Madagascar veut éviter de regarder passer une nouvelle révolution technologique

Pendant plusieurs jours à Riyad, ministres, experts et acteurs internationaux se sont retrouvés autour d’une question qui paraît encore lointaine pour certains, mais qui transforme déjà le monde : l’intelligence artificielle.

Pour Madagascar, l’enjeu est particulier. Le pays poursuit encore sa transformation numérique pendant qu’une nouvelle révolution technologique avance déjà à grande vitesse.

Faut-il attendre d’avoir tout accompli dans le numérique avant de préparer l’intelligence artificielle ? La position portée par Madagascar à Riyad est claire : ce serait prendre le risque d’arriver une nouvelle fois trop tard.
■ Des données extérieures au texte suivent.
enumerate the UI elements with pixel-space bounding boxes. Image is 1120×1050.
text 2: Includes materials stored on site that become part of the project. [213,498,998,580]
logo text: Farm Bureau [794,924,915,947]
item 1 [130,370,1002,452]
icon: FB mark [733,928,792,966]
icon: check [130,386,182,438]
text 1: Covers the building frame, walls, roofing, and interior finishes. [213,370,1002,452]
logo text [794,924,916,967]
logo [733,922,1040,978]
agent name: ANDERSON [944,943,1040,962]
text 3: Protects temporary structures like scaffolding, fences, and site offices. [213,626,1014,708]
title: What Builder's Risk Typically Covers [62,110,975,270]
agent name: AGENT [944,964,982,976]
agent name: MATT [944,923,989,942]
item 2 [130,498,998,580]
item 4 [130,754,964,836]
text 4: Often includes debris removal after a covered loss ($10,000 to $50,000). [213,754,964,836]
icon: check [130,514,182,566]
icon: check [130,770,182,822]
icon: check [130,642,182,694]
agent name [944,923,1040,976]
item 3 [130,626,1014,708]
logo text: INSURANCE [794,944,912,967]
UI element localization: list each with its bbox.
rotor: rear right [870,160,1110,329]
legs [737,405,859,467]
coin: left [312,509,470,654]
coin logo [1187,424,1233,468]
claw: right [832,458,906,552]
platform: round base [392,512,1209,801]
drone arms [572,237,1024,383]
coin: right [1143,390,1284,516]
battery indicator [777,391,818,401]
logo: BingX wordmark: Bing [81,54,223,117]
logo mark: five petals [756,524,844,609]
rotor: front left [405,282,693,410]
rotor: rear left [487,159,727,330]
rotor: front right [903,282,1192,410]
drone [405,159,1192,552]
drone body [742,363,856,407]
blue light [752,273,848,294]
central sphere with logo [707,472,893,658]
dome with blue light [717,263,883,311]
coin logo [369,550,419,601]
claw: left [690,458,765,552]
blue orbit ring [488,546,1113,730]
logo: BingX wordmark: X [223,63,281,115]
La priorité reste donc de poursuivre les efforts engagés pour connecter davantage de Malagasy et développer les infrastructures numériques, sans attendre pour préparer la prochaine étape.

Durant les échanges ministériels, Madagascar a défendu une vision qui va au-delà du simple accès aux nouvelles technologies : le pays ne veut pas être uniquement consommateur de solutions conçues ailleurs. Il veut progressivement acquérir les compétences pour les comprendre, les choisir, les adapter et, demain, participer lui-même à leur création.

Pour y parvenir, Madagascar doit renforcer ses propres capacités : développer les compétences, consolider ses institutions et permettre à l’État de mieux comprendre, choisir et maîtriser les technologies qu’il utilise.

Madagascar a également porté à Riyad les questions de souveraineté, de données et d’identité. Avec une conviction forte : un Malagasy ne devrait pas avoir à abandonner sa langue pour bénéficier de l’intelligence artificielle.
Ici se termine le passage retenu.